To be on the safe side, make sure to place a fence around the pool so that small children or toddlers cannot crawl over to the pool and fall into it. The fence should not be less than half a meter.
Some choose to have a swimming pool cover pulled across the water surface to prevent leaves and the like from falling into the pool, and perhaps also to retain heat. Some covers do not fit very tightly, so when a person falls into the pool by accident, he or she can be wrapped completely into the cover in an attempt to get up. This can be fatal.
When arriving at your destination, we recommend that you ask the tour guide or the locals if there are special circumstances at the beach that you should be aware of. In many places, the conditions will be very different from that of your local beach. There may be a rocky and steep beach bottom, gravel, stone and a very strong current.
The rules of using the pool area can also differ, and have more restrictions than in your own country.
Also ask if there is lifeguard supervision at the beach and by the pool.
Jellyfish and Weevers
Jellyfish, which flow into the beach with its long, red and white tentacles….
Once you get stung by its long tentacles, which may be very long, you will experience a burning sensation.
You can relieve the pain by using a tool to scrape the nettle cells off your skin. It can be done with a knife or annother sharp object that you have at hand. Some have good experience using a credit card as a scraping instrument. The scraping has to be done in salt water. If you try to scrape it off with table water, you will experience it stings even more.

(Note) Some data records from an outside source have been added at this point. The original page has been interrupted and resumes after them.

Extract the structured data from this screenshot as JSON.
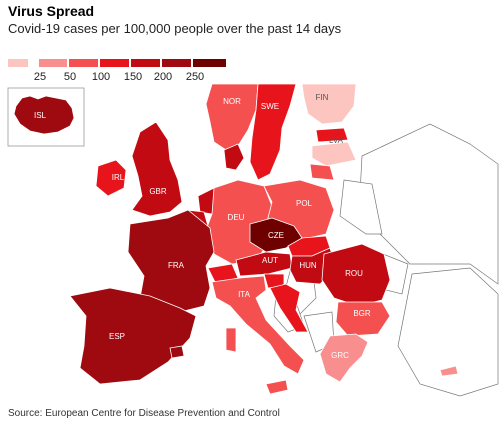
{
  "header": {
    "title": "Virus Spread",
    "subtitle": "Covid-19 cases per 100,000 people over the past 14 days"
  },
  "legend": {
    "ticks": [
      "25",
      "50",
      "100",
      "150",
      "200",
      "250"
    ],
    "colors": [
      "#fcc5c0",
      "#f98e8e",
      "#f45050",
      "#e8141b",
      "#c20a12",
      "#9e0a0f",
      "#6e0000"
    ]
  },
  "map": {
    "countries": [
      {
        "code": "ISL",
        "bucket": 5
      },
      {
        "code": "NOR",
        "bucket": 2
      },
      {
        "code": "SWE",
        "bucket": 3
      },
      {
        "code": "FIN",
        "bucket": 0
      },
      {
        "code": "LVA",
        "bucket": 0
      },
      {
        "code": "IRL",
        "bucket": 3
      },
      {
        "code": "GBR",
        "bucket": 4
      },
      {
        "code": "DEU",
        "bucket": 2
      },
      {
        "code": "POL",
        "bucket": 2
      },
      {
        "code": "CZE",
        "bucket": 6
      },
      {
        "code": "FRA",
        "bucket": 5
      },
      {
        "code": "AUT",
        "bucket": 4
      },
      {
        "code": "HUN",
        "bucket": 4
      },
      {
        "code": "ROU",
        "bucket": 4
      },
      {
        "code": "ITA",
        "bucket": 2
      },
      {
        "code": "BGR",
        "bucket": 2
      },
      {
        "code": "GRC",
        "bucket": 1
      },
      {
        "code": "ESP",
        "bucket": 5
      }
    ]
  },
  "source": "Source: European Centre for Disease Prevention and Control"
}
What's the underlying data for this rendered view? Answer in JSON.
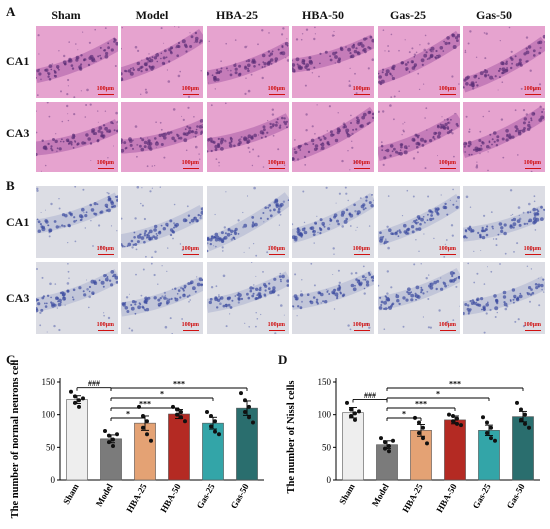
{
  "panel_letters": {
    "A": "A",
    "B": "B",
    "C": "C",
    "D": "D"
  },
  "groups": [
    "Sham",
    "Model",
    "HBA-25",
    "HBA-50",
    "Gas-25",
    "Gas-50"
  ],
  "regions": [
    "CA1",
    "CA3"
  ],
  "scale_label": "100μm",
  "colors": {
    "he_background": "#e6a3cf",
    "he_tissue": "#b96fb1",
    "he_nuclei": "#5c2f78",
    "nissl_background": "#dcdde4",
    "nissl_tissue": "#b9bdd6",
    "nissl_nuclei": "#3c4ba0",
    "bar_colors": [
      "#eeeeee",
      "#7b7b7b",
      "#e4a274",
      "#b42a23",
      "#33a5a8",
      "#2a6e6e"
    ]
  },
  "chart_data": [
    {
      "type": "bar",
      "panel": "C",
      "categories": [
        "Sham",
        "Model",
        "HBA-25",
        "HBA-50",
        "Gas-25",
        "Gas-50"
      ],
      "values": [
        123,
        63,
        87,
        101,
        87,
        110
      ],
      "errors": [
        6,
        6,
        11,
        7,
        9,
        11
      ],
      "points": [
        [
          135,
          128,
          122,
          118,
          112,
          125
        ],
        [
          75,
          68,
          62,
          58,
          52,
          70
        ],
        [
          112,
          98,
          90,
          80,
          70,
          60
        ],
        [
          112,
          108,
          104,
          100,
          96,
          90
        ],
        [
          104,
          98,
          90,
          82,
          74,
          70
        ],
        [
          133,
          122,
          112,
          104,
          96,
          88
        ]
      ],
      "ylabel": "The number of normal neurons cells",
      "ylim": [
        0,
        150
      ],
      "yticks": [
        0,
        50,
        100,
        150
      ],
      "annotations": [
        {
          "from": "Sham",
          "to": "Model",
          "label": "###"
        },
        {
          "from": "Model",
          "to": "HBA-25",
          "label": "*"
        },
        {
          "from": "Model",
          "to": "HBA-50",
          "label": "***"
        },
        {
          "from": "Model",
          "to": "Gas-25",
          "label": "*"
        },
        {
          "from": "Model",
          "to": "Gas-50",
          "label": "***"
        }
      ]
    },
    {
      "type": "bar",
      "panel": "D",
      "categories": [
        "Sham",
        "Model",
        "HBA-25",
        "HBA-50",
        "Gas-25",
        "Gas-50"
      ],
      "values": [
        103,
        54,
        76,
        92,
        76,
        97
      ],
      "errors": [
        8,
        6,
        9,
        6,
        8,
        8
      ],
      "points": [
        [
          118,
          108,
          102,
          98,
          92,
          105
        ],
        [
          64,
          58,
          52,
          48,
          44,
          60
        ],
        [
          95,
          88,
          80,
          72,
          64,
          56
        ],
        [
          100,
          98,
          94,
          90,
          86,
          84
        ],
        [
          96,
          88,
          80,
          72,
          64,
          60
        ],
        [
          118,
          108,
          100,
          92,
          86,
          80
        ]
      ],
      "ylabel": "The number of Nissl cells",
      "ylim": [
        0,
        150
      ],
      "yticks": [
        0,
        50,
        100,
        150
      ],
      "annotations": [
        {
          "from": "Sham",
          "to": "Model",
          "label": "###"
        },
        {
          "from": "Model",
          "to": "HBA-25",
          "label": "*"
        },
        {
          "from": "Model",
          "to": "HBA-50",
          "label": "***"
        },
        {
          "from": "Model",
          "to": "Gas-25",
          "label": "*"
        },
        {
          "from": "Model",
          "to": "Gas-50",
          "label": "***"
        }
      ]
    }
  ]
}
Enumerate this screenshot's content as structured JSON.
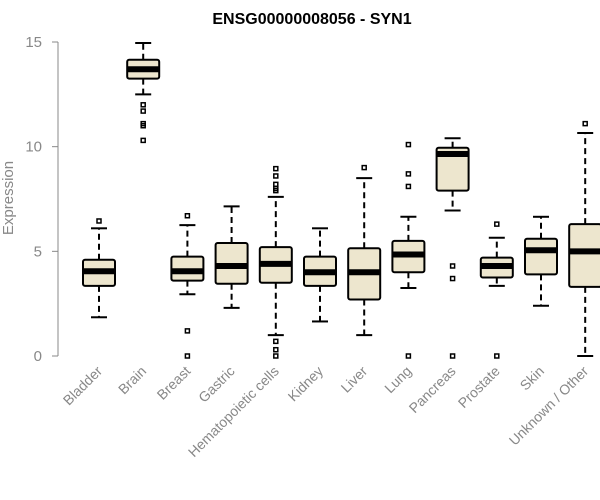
{
  "chart_data": {
    "type": "box",
    "title": "ENSG00000008056 - SYN1",
    "xlabel": "",
    "ylabel": "Expression",
    "ylim": [
      0,
      15
    ],
    "yticks": [
      0,
      5,
      10,
      15
    ],
    "grid": false,
    "box_fill": "#ede6ce",
    "box_stroke": "#000000",
    "categories": [
      "Bladder",
      "Brain",
      "Breast",
      "Gastric",
      "Hematopoietic cells",
      "Kidney",
      "Liver",
      "Lung",
      "Pancreas",
      "Prostate",
      "Skin",
      "Unknown / Other"
    ],
    "boxes": [
      {
        "name": "Bladder",
        "whisker_low": 1.85,
        "q1": 3.35,
        "median": 4.05,
        "q3": 4.6,
        "whisker_high": 6.1,
        "outliers": [
          6.45
        ]
      },
      {
        "name": "Brain",
        "whisker_low": 12.5,
        "q1": 13.25,
        "median": 13.7,
        "q3": 14.15,
        "whisker_high": 14.95,
        "outliers": [
          12.0,
          11.7,
          11.1,
          11.0,
          10.3
        ]
      },
      {
        "name": "Breast",
        "whisker_low": 2.95,
        "q1": 3.6,
        "median": 4.05,
        "q3": 4.75,
        "whisker_high": 6.25,
        "outliers": [
          6.7,
          1.2,
          0.0
        ]
      },
      {
        "name": "Gastric",
        "whisker_low": 2.3,
        "q1": 3.45,
        "median": 4.3,
        "q3": 5.4,
        "whisker_high": 7.15,
        "outliers": []
      },
      {
        "name": "Hematopoietic cells",
        "whisker_low": 1.0,
        "q1": 3.5,
        "median": 4.4,
        "q3": 5.2,
        "whisker_high": 7.6,
        "outliers": [
          8.95,
          8.6,
          8.2,
          8.0,
          7.9,
          0.7,
          0.3,
          0.0
        ]
      },
      {
        "name": "Kidney",
        "whisker_low": 1.65,
        "q1": 3.35,
        "median": 4.0,
        "q3": 4.75,
        "whisker_high": 6.1,
        "outliers": []
      },
      {
        "name": "Liver",
        "whisker_low": 1.0,
        "q1": 2.7,
        "median": 4.0,
        "q3": 5.15,
        "whisker_high": 8.5,
        "outliers": [
          9.0
        ]
      },
      {
        "name": "Lung",
        "whisker_low": 3.25,
        "q1": 4.0,
        "median": 4.85,
        "q3": 5.5,
        "whisker_high": 6.65,
        "outliers": [
          10.1,
          8.7,
          8.1,
          0.0
        ]
      },
      {
        "name": "Pancreas",
        "whisker_low": 6.95,
        "q1": 7.9,
        "median": 9.65,
        "q3": 9.95,
        "whisker_high": 10.4,
        "outliers": [
          4.3,
          3.7,
          0.0
        ]
      },
      {
        "name": "Prostate",
        "whisker_low": 3.35,
        "q1": 3.75,
        "median": 4.3,
        "q3": 4.7,
        "whisker_high": 5.65,
        "outliers": [
          6.3,
          0.0
        ]
      },
      {
        "name": "Skin",
        "whisker_low": 2.4,
        "q1": 3.9,
        "median": 5.05,
        "q3": 5.6,
        "whisker_high": 6.65,
        "outliers": []
      },
      {
        "name": "Unknown / Other",
        "whisker_low": 0.0,
        "q1": 3.3,
        "median": 5.0,
        "q3": 6.3,
        "whisker_high": 10.65,
        "outliers": [
          11.1
        ]
      }
    ]
  }
}
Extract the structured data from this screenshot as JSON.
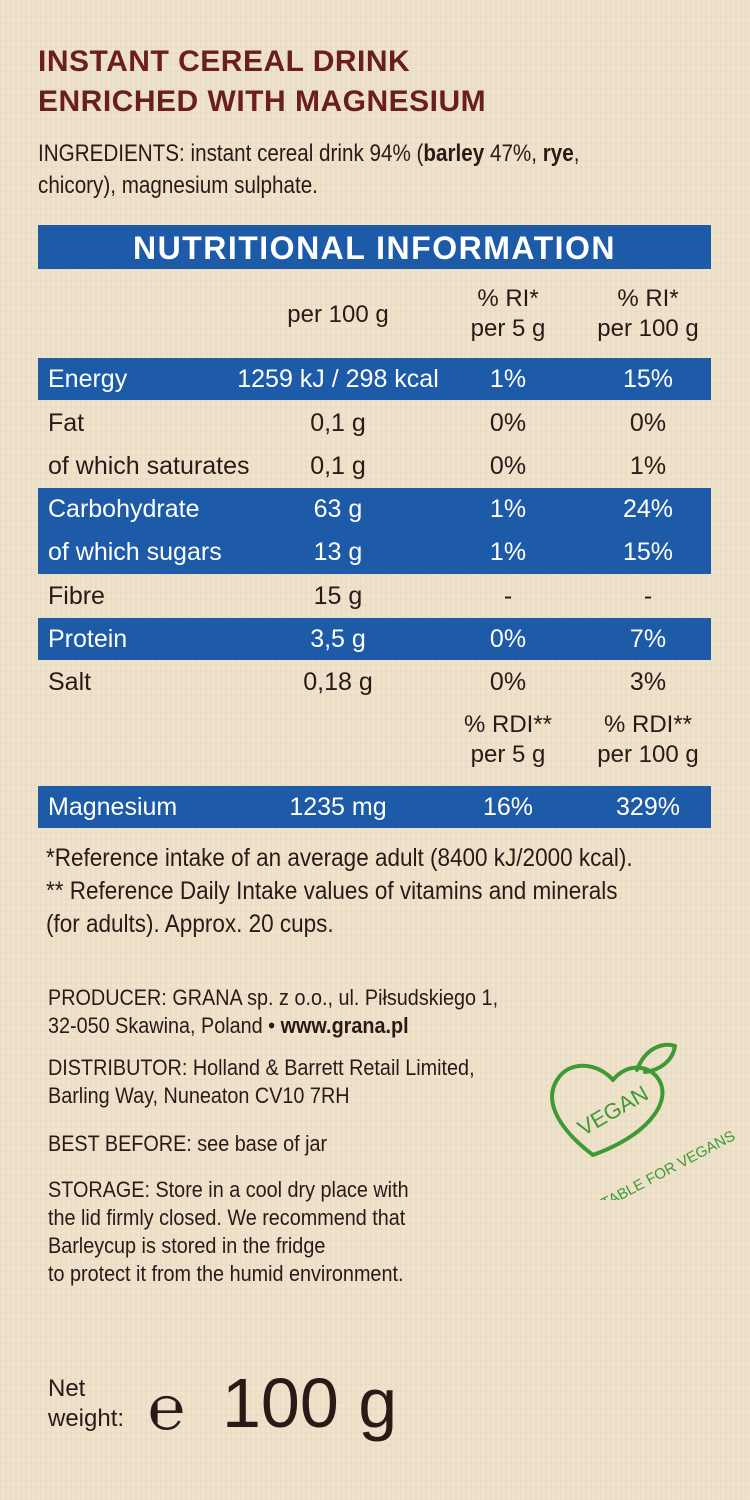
{
  "title": {
    "line1": "INSTANT CEREAL DRINK",
    "line2": "ENRICHED WITH MAGNESIUM"
  },
  "ingredients": {
    "label": "INGREDIENTS:",
    "text1": " instant cereal drink 94% (",
    "barley": "barley",
    "text2": " 47%, ",
    "rye": "rye",
    "text3": ",",
    "line2": "chicory), magnesium sulphate."
  },
  "nutrition": {
    "header": "NUTRITIONAL INFORMATION",
    "col_per100": "per 100 g",
    "col_ri_per5_line1": "% RI*",
    "col_ri_per5_line2": "per 5 g",
    "col_ri_per100_line1": "% RI*",
    "col_ri_per100_line2": "per 100 g",
    "rows": [
      {
        "name": "Energy",
        "per100": "1259 kJ / 298 kcal",
        "ri5": "1%",
        "ri100": "15%"
      },
      {
        "name": "Fat",
        "per100": "0,1 g",
        "ri5": "0%",
        "ri100": "0%"
      },
      {
        "name": "of which saturates",
        "per100": "0,1 g",
        "ri5": "0%",
        "ri100": "1%"
      },
      {
        "name": "Carbohydrate",
        "per100": "63 g",
        "ri5": "1%",
        "ri100": "24%"
      },
      {
        "name": "of which sugars",
        "per100": "13 g",
        "ri5": "1%",
        "ri100": "15%"
      },
      {
        "name": "Fibre",
        "per100": "15 g",
        "ri5": "-",
        "ri100": "-"
      },
      {
        "name": "Protein",
        "per100": "3,5 g",
        "ri5": "0%",
        "ri100": "7%"
      },
      {
        "name": "Salt",
        "per100": "0,18 g",
        "ri5": "0%",
        "ri100": "3%"
      }
    ],
    "col_rdi_per5_line1": "% RDI**",
    "col_rdi_per5_line2": "per 5 g",
    "col_rdi_per100_line1": "% RDI**",
    "col_rdi_per100_line2": "per 100 g",
    "magnesium": {
      "name": "Magnesium",
      "per100": "1235 mg",
      "rdi5": "16%",
      "rdi100": "329%"
    }
  },
  "footnotes": {
    "line1": "*Reference intake of an average adult (8400 kJ/2000 kcal).",
    "line2": "** Reference Daily Intake values of vitamins and minerals",
    "line3": "(for adults). Approx. 20 cups."
  },
  "producer": {
    "label": "PRODUCER:",
    "line1": " GRANA sp. z o.o., ul. Piłsudskiego 1,",
    "line2": "32-050 Skawina, Poland • ",
    "website": "www.grana.pl"
  },
  "distributor": {
    "label": "DISTRIBUTOR:",
    "line1": " Holland & Barrett Retail Limited,",
    "line2": "Barling Way, Nuneaton CV10 7RH"
  },
  "best_before": {
    "label": "BEST BEFORE:",
    "text": " see base of jar"
  },
  "storage": {
    "label": "STORAGE:",
    "line1": " Store in a cool dry place with",
    "line2": "the lid firmly closed. We recommend that",
    "line3": "Barleycup is stored in the fridge",
    "line4": "to protect it from the humid environment."
  },
  "vegan": {
    "word": "VEGAN",
    "tagline": "SUITABLE FOR VEGANS",
    "color": "#3f9a35",
    "icon": "vegan-heart-leaf-icon"
  },
  "net_weight": {
    "label_line1": "Net",
    "label_line2": "weight:",
    "symbol": "℮",
    "value": "100 g"
  },
  "colors": {
    "title": "#6b1e1e",
    "table_blue": "#1d5aa8",
    "background": "#efe3cc"
  }
}
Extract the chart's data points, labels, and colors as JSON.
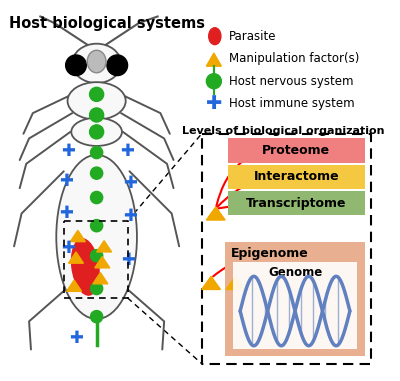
{
  "title": "Host biological systems",
  "legend_items": [
    {
      "label": "Parasite",
      "color": "#e02020",
      "shape": "ellipse"
    },
    {
      "label": "Manipulation factor(s)",
      "color": "#f0a800",
      "shape": "triangle"
    },
    {
      "label": "Host nervous system",
      "color": "#22aa22",
      "shape": "circle"
    },
    {
      "label": "Host immune system",
      "color": "#2266dd",
      "shape": "plus"
    }
  ],
  "bio_org_title": "Levels of biological organization",
  "levels": [
    {
      "label": "Proteome",
      "color": "#f08080"
    },
    {
      "label": "Interactome",
      "color": "#f5c842"
    },
    {
      "label": "Transcriptome",
      "color": "#90b870"
    }
  ],
  "genome_bg": "#e8b090",
  "genome_label": "Epigenome",
  "genome_sublabel": "Genome",
  "dna_color": "#6080c0",
  "bg_color": "#ffffff",
  "insect_color": "#f8f8f8",
  "insect_edge": "#555555",
  "nerve_color": "#22aa22",
  "parasite_color": "#e02020",
  "manip_color": "#f0a800",
  "immune_color": "#2266dd"
}
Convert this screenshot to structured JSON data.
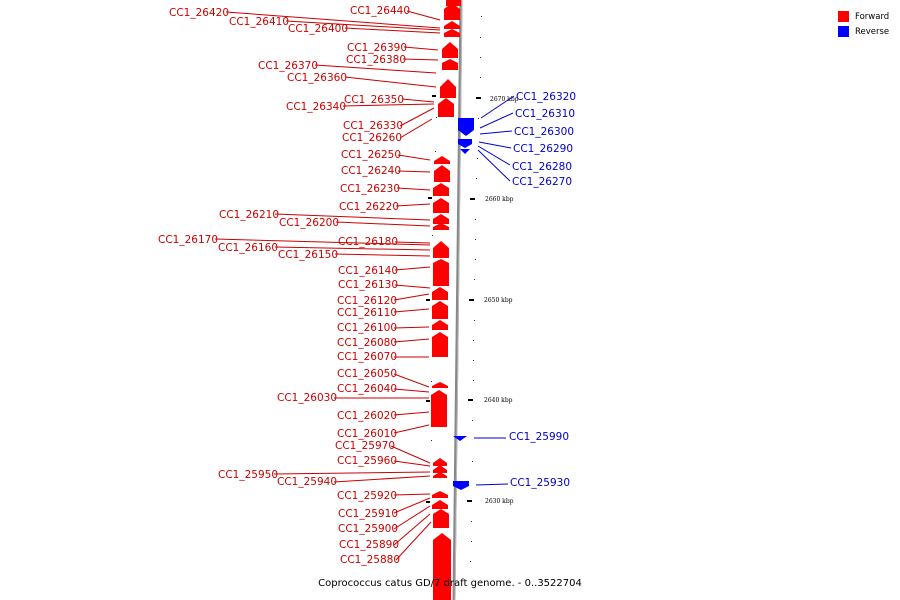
{
  "legend": {
    "forward_label": "Forward",
    "reverse_label": "Reverse",
    "forward_color": "#ff0000",
    "reverse_color": "#0000ff"
  },
  "caption": "Coprococcus catus GD/7 draft genome. - 0..3522704",
  "scale_ticks": [
    "2670 kbp",
    "2660 kbp",
    "2650 kbp",
    "2640 kbp",
    "2630 kbp"
  ],
  "forward_genes": [
    "CC1_26440",
    "CC1_26420",
    "CC1_26410",
    "CC1_26400",
    "CC1_26390",
    "CC1_26380",
    "CC1_26370",
    "CC1_26360",
    "CC1_26350",
    "CC1_26340",
    "CC1_26330",
    "CC1_26260",
    "CC1_26250",
    "CC1_26240",
    "CC1_26230",
    "CC1_26220",
    "CC1_26210",
    "CC1_26200",
    "CC1_26170",
    "CC1_26180",
    "CC1_26160",
    "CC1_26150",
    "CC1_26140",
    "CC1_26130",
    "CC1_26120",
    "CC1_26110",
    "CC1_26100",
    "CC1_26080",
    "CC1_26070",
    "CC1_26050",
    "CC1_26040",
    "CC1_26030",
    "CC1_26020",
    "CC1_26010",
    "CC1_25970",
    "CC1_25960",
    "CC1_25950",
    "CC1_25940",
    "CC1_25920",
    "CC1_25910",
    "CC1_25900",
    "CC1_25890",
    "CC1_25880"
  ],
  "reverse_genes": [
    "CC1_26320",
    "CC1_26310",
    "CC1_26300",
    "CC1_26290",
    "CC1_26280",
    "CC1_26270",
    "CC1_25990",
    "CC1_25930"
  ]
}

The weever is a fish with four poison spines on its dorsal fin and gills. The weever likes to lie half buried in the sand close to the shore in the summer. If you are unfortunate enough to step on it, you will immediately experience a sharp pain, and you will swell in the stitched area. The treatment is hot water. The toxin is labile, meaning that the heat neutralizes and destroys the toxin. Hold the stitched area in 45 degrees hot water for up to an hour. If you do not have a tetanus shot, then you should get one within 24 hours.